I am not releasing a lot of details at the moment but I am pushing hard to release a small beta to a test group then the full on application soon after that.  It’ll be a desktop application (yup they still exist) and will release first for the Apple platform.  This is a new way of deploying for me as I have always released for the Windows platform first (and in most cases only) but working with my new MacBook Air has inspired me to go Mac first. 

While I am not sure of the pricing model I may go with something like the Freemium plan outlined by Fred Wilson way back in 06.  One thing is for certain it won’t be an ad-driven model as it doesn’t fit the application, maybe a business pay / consumer free model. It’s odd… coding seems simple compared to finding the right revenue model in today’s marketplace.

Microsoft Powerset

July 3, 2008

I wonder if the tools Microsoft acquired via the Powerset acquisition will be used in not only their consumer live search environment but also to create new ways of looking at data in their enterprise search tools.

It seems to me that using Powerset to semantically slice, dice and present additional facetted data on a corporate information stack could be very useful indeed.

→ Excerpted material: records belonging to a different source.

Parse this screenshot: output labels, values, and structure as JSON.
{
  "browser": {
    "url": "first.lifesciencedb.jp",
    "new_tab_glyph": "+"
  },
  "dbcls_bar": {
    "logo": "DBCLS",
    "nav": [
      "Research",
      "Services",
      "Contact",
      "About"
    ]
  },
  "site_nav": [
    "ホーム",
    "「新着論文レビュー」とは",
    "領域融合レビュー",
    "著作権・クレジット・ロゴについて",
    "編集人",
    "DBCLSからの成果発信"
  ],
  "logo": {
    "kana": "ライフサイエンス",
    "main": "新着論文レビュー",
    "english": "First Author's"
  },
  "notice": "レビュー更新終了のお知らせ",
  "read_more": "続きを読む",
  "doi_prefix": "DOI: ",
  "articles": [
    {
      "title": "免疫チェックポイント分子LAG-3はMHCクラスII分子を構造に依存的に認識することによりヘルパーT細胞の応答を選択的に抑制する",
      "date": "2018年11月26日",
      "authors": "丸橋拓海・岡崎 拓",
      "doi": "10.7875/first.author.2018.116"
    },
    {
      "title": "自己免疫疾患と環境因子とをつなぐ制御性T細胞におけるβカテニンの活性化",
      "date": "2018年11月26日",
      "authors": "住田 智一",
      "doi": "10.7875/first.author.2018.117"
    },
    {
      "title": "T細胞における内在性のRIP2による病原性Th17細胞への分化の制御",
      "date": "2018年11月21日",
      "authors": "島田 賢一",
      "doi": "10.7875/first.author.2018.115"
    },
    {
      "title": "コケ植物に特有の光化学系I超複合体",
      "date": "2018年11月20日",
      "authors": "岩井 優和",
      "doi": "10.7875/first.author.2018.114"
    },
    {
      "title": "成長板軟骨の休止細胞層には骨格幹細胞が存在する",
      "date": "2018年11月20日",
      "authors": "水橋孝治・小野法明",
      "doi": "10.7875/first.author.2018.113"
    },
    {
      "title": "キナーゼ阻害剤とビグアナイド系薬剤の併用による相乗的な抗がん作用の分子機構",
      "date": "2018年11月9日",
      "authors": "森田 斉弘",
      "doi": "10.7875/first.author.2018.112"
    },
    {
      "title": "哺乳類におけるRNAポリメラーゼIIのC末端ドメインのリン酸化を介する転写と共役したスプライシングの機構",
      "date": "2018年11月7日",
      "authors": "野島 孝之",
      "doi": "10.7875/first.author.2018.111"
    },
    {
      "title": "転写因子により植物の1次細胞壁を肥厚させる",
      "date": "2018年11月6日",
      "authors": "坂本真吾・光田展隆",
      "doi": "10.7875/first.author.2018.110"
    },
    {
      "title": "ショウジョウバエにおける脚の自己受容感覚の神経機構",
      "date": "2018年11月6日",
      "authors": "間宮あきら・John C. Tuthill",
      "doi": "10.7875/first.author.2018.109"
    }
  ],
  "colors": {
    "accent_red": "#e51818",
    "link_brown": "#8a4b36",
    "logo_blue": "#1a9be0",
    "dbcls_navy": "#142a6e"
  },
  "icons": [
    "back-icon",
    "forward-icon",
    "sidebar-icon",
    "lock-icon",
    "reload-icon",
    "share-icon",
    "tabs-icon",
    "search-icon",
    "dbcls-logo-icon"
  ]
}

Some form of integration with SharePoint maybe…

Data vs. Information

June 27, 2008

Data is just data until it is contextually parsed then it can become useful information and as we all know he who has the best information not the most data rules.

Sunday Short Takes

June 22, 2008

1. I’m annoyed with the editors of the Globe and Mail’s Number Cruncher series.  They deliver their stories as blog posts but no one on the editorial team bothers to respond to their readers.  Maybe I am just the first person to ever ask a question so they are unsure what to do but come on after making me go through an annoying sign-up process you’d think someone could at least say “Can’t help ya mate”.  The real tragedy is it’s an excellent series.

2. I haven’t seen a lot of innovation in user interfaces for help desk applications, I wonder if creating a riff on the basic Getting Thing Done UIs I have seen would work and be helpful.

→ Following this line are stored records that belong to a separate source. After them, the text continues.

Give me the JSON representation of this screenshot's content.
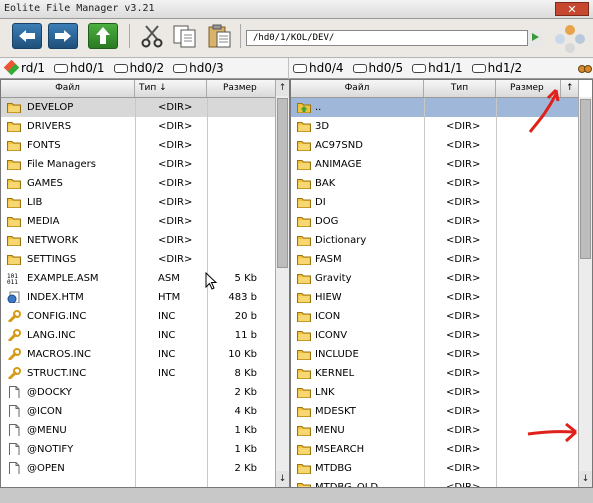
{
  "window": {
    "title": "Eolite File Manager v3.21",
    "close_glyph": "✕"
  },
  "toolbar": {
    "buttons": [
      {
        "name": "back-button",
        "icon": "arrow-left-icon"
      },
      {
        "name": "forward-button",
        "icon": "arrow-right-icon"
      },
      {
        "name": "up-button",
        "icon": "arrow-up-icon"
      },
      {
        "name": "cut-button",
        "icon": "scissors-icon"
      },
      {
        "name": "copy-button",
        "icon": "copy-icon"
      },
      {
        "name": "paste-button",
        "icon": "paste-icon"
      }
    ],
    "path": "/hd0/1/KOL/DEV/"
  },
  "drives_left": [
    "rd/1",
    "hd0/1",
    "hd0/2",
    "hd0/3"
  ],
  "drives_right": [
    "hd0/4",
    "hd0/5",
    "hd1/1",
    "hd1/2"
  ],
  "left_panel": {
    "headers": {
      "name": "Файл",
      "type": "Тип",
      "sort_glyph": "↓",
      "size": "Размер",
      "up": "↑"
    },
    "rows": [
      {
        "name": "DEVELOP",
        "type": "<DIR>",
        "size": "",
        "icon": "folder-icon",
        "selected": true
      },
      {
        "name": "DRIVERS",
        "type": "<DIR>",
        "size": "",
        "icon": "folder-icon"
      },
      {
        "name": "FONTS",
        "type": "<DIR>",
        "size": "",
        "icon": "folder-icon"
      },
      {
        "name": "File Managers",
        "type": "<DIR>",
        "size": "",
        "icon": "folder-icon"
      },
      {
        "name": "GAMES",
        "type": "<DIR>",
        "size": "",
        "icon": "folder-icon"
      },
      {
        "name": "LIB",
        "type": "<DIR>",
        "size": "",
        "icon": "folder-icon"
      },
      {
        "name": "MEDIA",
        "type": "<DIR>",
        "size": "",
        "icon": "folder-icon"
      },
      {
        "name": "NETWORK",
        "type": "<DIR>",
        "size": "",
        "icon": "folder-icon"
      },
      {
        "name": "SETTINGS",
        "type": "<DIR>",
        "size": "",
        "icon": "folder-icon"
      },
      {
        "name": "EXAMPLE.ASM",
        "type": "ASM",
        "size": "5 Kb",
        "icon": "binary-file-icon"
      },
      {
        "name": "INDEX.HTM",
        "type": "HTM",
        "size": "483 b",
        "icon": "html-file-icon"
      },
      {
        "name": "CONFIG.INC",
        "type": "INC",
        "size": "20 b",
        "icon": "wrench-file-icon"
      },
      {
        "name": "LANG.INC",
        "type": "INC",
        "size": "11 b",
        "icon": "wrench-file-icon"
      },
      {
        "name": "MACROS.INC",
        "type": "INC",
        "size": "10 Kb",
        "icon": "wrench-file-icon"
      },
      {
        "name": "STRUCT.INC",
        "type": "INC",
        "size": "8 Kb",
        "icon": "wrench-file-icon"
      },
      {
        "name": "@DOCKY",
        "type": "",
        "size": "2 Kb",
        "icon": "file-icon"
      },
      {
        "name": "@ICON",
        "type": "",
        "size": "4 Kb",
        "icon": "file-icon"
      },
      {
        "name": "@MENU",
        "type": "",
        "size": "1 Kb",
        "icon": "file-icon"
      },
      {
        "name": "@NOTIFY",
        "type": "",
        "size": "1 Kb",
        "icon": "file-icon"
      },
      {
        "name": "@OPEN",
        "type": "",
        "size": "2 Kb",
        "icon": "file-icon"
      }
    ],
    "scroll": {
      "up": "↑",
      "down": "↓"
    }
  },
  "right_panel": {
    "headers": {
      "name": "Файл",
      "type": "Тип",
      "size": "Размер",
      "up": "↑"
    },
    "rows": [
      {
        "name": "..",
        "type": "",
        "size": "",
        "icon": "parent-folder-icon",
        "selected": true
      },
      {
        "name": "3D",
        "type": "<DIR>",
        "size": "",
        "icon": "folder-icon"
      },
      {
        "name": "AC97SND",
        "type": "<DIR>",
        "size": "",
        "icon": "folder-icon"
      },
      {
        "name": "ANIMAGE",
        "type": "<DIR>",
        "size": "",
        "icon": "folder-icon"
      },
      {
        "name": "BAK",
        "type": "<DIR>",
        "size": "",
        "icon": "folder-icon"
      },
      {
        "name": "DI",
        "type": "<DIR>",
        "size": "",
        "icon": "folder-icon"
      },
      {
        "name": "DOG",
        "type": "<DIR>",
        "size": "",
        "icon": "folder-icon"
      },
      {
        "name": "Dictionary",
        "type": "<DIR>",
        "size": "",
        "icon": "folder-icon"
      },
      {
        "name": "FASM",
        "type": "<DIR>",
        "size": "",
        "icon": "folder-icon"
      },
      {
        "name": "Gravity",
        "type": "<DIR>",
        "size": "",
        "icon": "folder-icon"
      },
      {
        "name": "HIEW",
        "type": "<DIR>",
        "size": "",
        "icon": "folder-icon"
      },
      {
        "name": "ICON",
        "type": "<DIR>",
        "size": "",
        "icon": "folder-icon"
      },
      {
        "name": "ICONV",
        "type": "<DIR>",
        "size": "",
        "icon": "folder-icon"
      },
      {
        "name": "INCLUDE",
        "type": "<DIR>",
        "size": "",
        "icon": "folder-icon"
      },
      {
        "name": "KERNEL",
        "type": "<DIR>",
        "size": "",
        "icon": "folder-icon"
      },
      {
        "name": "LNK",
        "type": "<DIR>",
        "size": "",
        "icon": "folder-icon"
      },
      {
        "name": "MDESKT",
        "type": "<DIR>",
        "size": "",
        "icon": "folder-icon"
      },
      {
        "name": "MENU",
        "type": "<DIR>",
        "size": "",
        "icon": "folder-icon"
      },
      {
        "name": "MSEARCH",
        "type": "<DIR>",
        "size": "",
        "icon": "folder-icon"
      },
      {
        "name": "MTDBG",
        "type": "<DIR>",
        "size": "",
        "icon": "folder-icon"
      },
      {
        "name": "MTDBG_OLD",
        "type": "<DIR>",
        "size": "",
        "icon": "folder-icon"
      }
    ],
    "scroll": {
      "up": "↑",
      "down": "↓"
    }
  },
  "colors": {
    "folder": "#f2c23a",
    "selection_gray": "#d8d8d8",
    "selection_blue": "#9fb7d8",
    "annotation_red": "#e0201a"
  }
}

3. With all the unstructured data out there I wonder if a simple graphical tool designed to turn this data into actionable information would be helpful?  

What I am thinking is a visual environment with drag-and-drop parsing workflow creation where one could use predefined rules (or create their own rules) that parses a document extracting the information needed in a structured format 

So for instance you could create a “parser” for a series of emails that always have the essential same structure and get that data into a dB.

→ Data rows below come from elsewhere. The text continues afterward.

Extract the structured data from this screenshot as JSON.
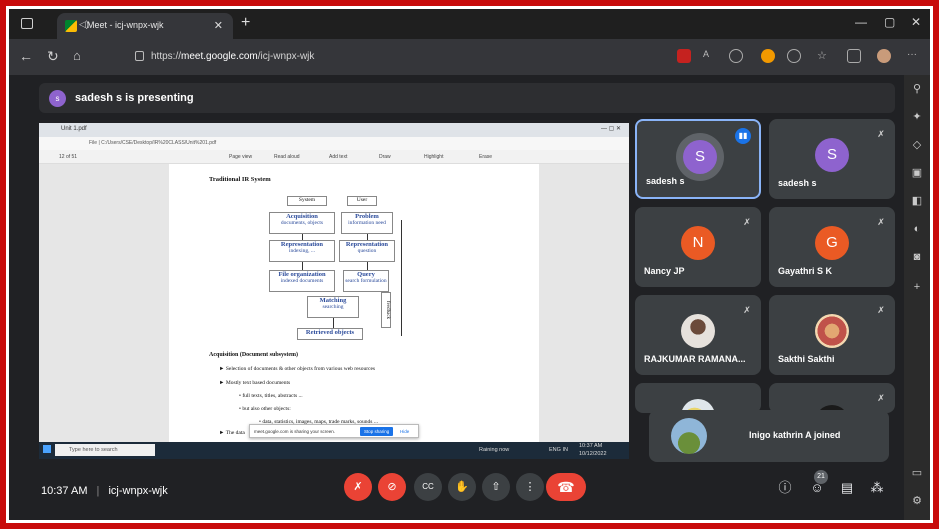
{
  "browser": {
    "tab_title": "Meet - icj-wnpx-wjk",
    "address_prefix": "https://",
    "address_host": "meet.google.com",
    "address_path": "/icj-wnpx-wjk"
  },
  "meet": {
    "presenting_text": "sadesh s is presenting",
    "presenter_initial": "s",
    "meeting_time": "10:37 AM",
    "separator": "|",
    "meeting_code": "icj-wnpx-wjk",
    "participant_count": "21",
    "join_toast": "Inigo kathrin A joined",
    "colors": {
      "accent": "#1a73e8",
      "danger": "#ea4335",
      "tile_bg": "#3c4043",
      "page_bg": "#202124"
    }
  },
  "participants": [
    {
      "name": "sadesh s",
      "initial": "S",
      "color": "#8e63ce",
      "speaking": true
    },
    {
      "name": "sadesh s",
      "initial": "S",
      "color": "#8e63ce",
      "muted": true
    },
    {
      "name": "Nancy JP",
      "initial": "N",
      "color": "#ea5a24",
      "muted": true
    },
    {
      "name": "Gayathri S K",
      "initial": "G",
      "color": "#ea5a24",
      "muted": true
    },
    {
      "name": "RAJKUMAR RAMANA...",
      "photo": true,
      "muted": true
    },
    {
      "name": "Sakthi Sakthi",
      "photo": true,
      "muted": true
    }
  ],
  "shared_screen": {
    "tab": "Unit 1.pdf",
    "file_path": "File | C:/Users/CSE/Desktop/IR%20CLASS/Unit%201.pdf",
    "page_indicator": "12 of 51",
    "pdf_tools": [
      "Page view",
      "Read aloud",
      "Add text",
      "Draw",
      "Highlight",
      "Erase"
    ],
    "heading": "Traditional IR System",
    "diagram": {
      "left_label": "System",
      "right_label": "User",
      "boxes": [
        {
          "title": "Acquisition",
          "sub": "documents, objects"
        },
        {
          "title": "Problem",
          "sub": "information need"
        },
        {
          "title": "Representation",
          "sub": "indexing, ..."
        },
        {
          "title": "Representation",
          "sub": "question"
        },
        {
          "title": "File organization",
          "sub": "indexed documents"
        },
        {
          "title": "Query",
          "sub": "search formulation"
        },
        {
          "title": "Matching",
          "sub": "searching"
        },
        {
          "title": "Retrieved objects",
          "sub": ""
        }
      ],
      "feedback": "feedback"
    },
    "subheading": "Acquisition (Document subsystem)",
    "bullets": [
      "Selection of documents & other objects from various web resources",
      "Mostly text based documents",
      "full texts, titles, abstracts ...",
      "but also other objects:",
      "data, statistics, images, maps, trade marks, sounds ...",
      "The data"
    ],
    "share_toast": "meet.google.com is sharing your screen.",
    "stop_sharing": "Stop sharing",
    "hide": "Hide",
    "taskbar_search": "Type here to search",
    "taskbar_status": "Raining now",
    "taskbar_lang": "ENG IN",
    "taskbar_time": "10:37 AM",
    "taskbar_date": "10/12/2022"
  }
}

Hmm, maybe I need to think more about this, it may actually be quite useful…

4. Another interesting blog post today on /Message.  Stowe is right, at every turn and with every interaction we are exposing ourselves to loosely coupled, information rich data flows and we need to be able to mine these flows to extract actionable information otherwise we are stuck with static silos. Information is out there, we just need better means of extracting it from the crushing weight of all the data we see every day.  

5. Another OpenID mechanism.  From the site “Emailtoid is a simple mapping service that enables the use of email addresses as OpenID identifiers.”

Information is everywhere and we need tools that are transparent and can extract the concepts, terms and contextual meaning from this day-to-day data flow for our interpretation.

Timely Data

June 9, 2008

Paul Kedrosky had an interesting (at least to me) tweet today pointing to an article on the Wall Street Journal entitled “Playing a Role In Oil’s Ascent: Crude Data”. Essentially the article talks about  the market being starved for TIMELY data.

I am curious what data the market is looking for in this area and how much of it is available from open sources? 

If this data is more or less available from open sources I see an opportunity here to create an automated system to collect, collate and cluster this open data.  Of course that is not enough, we need to also use automated tools to rapidly refine the data pulling out specific data points of interest so the end consumer of the data does not have to.

Basically I am thinking I’d take some openly available crawling technology add a few of my tool (statistical and others) to gather and present realtime (or near realtime) reports.

So how about it Paul is this type of data publicly available (not an oil analyst so I am not sure precisely what data they would want) and would this be useful?

First what do I mean by actionable information?

It is information that comes from a trusted source, is about something that’s important to you, and that, once known compells you to an take action.

So how do we aqcuire actionable information from the fire hose of data we see every day?  Well while it often appears that the volume of information we have flowing through our various data pipes is inherently at odds with the ability for us to make it actionable I think this misses one key point, the fact that the inherent volume of similar data can actually be seen as a positive if the right “mining” tools are in place.

This flow of information more often than not has patterns that can be extracted statistically, syntactically or semantically or using some combination, ie. using syntactic and semantic features to improve statistical recognition.

A good overview of leveraging data using statistics can be found in a talk given by Peter Norvig at Paul Graham’s latest startup school.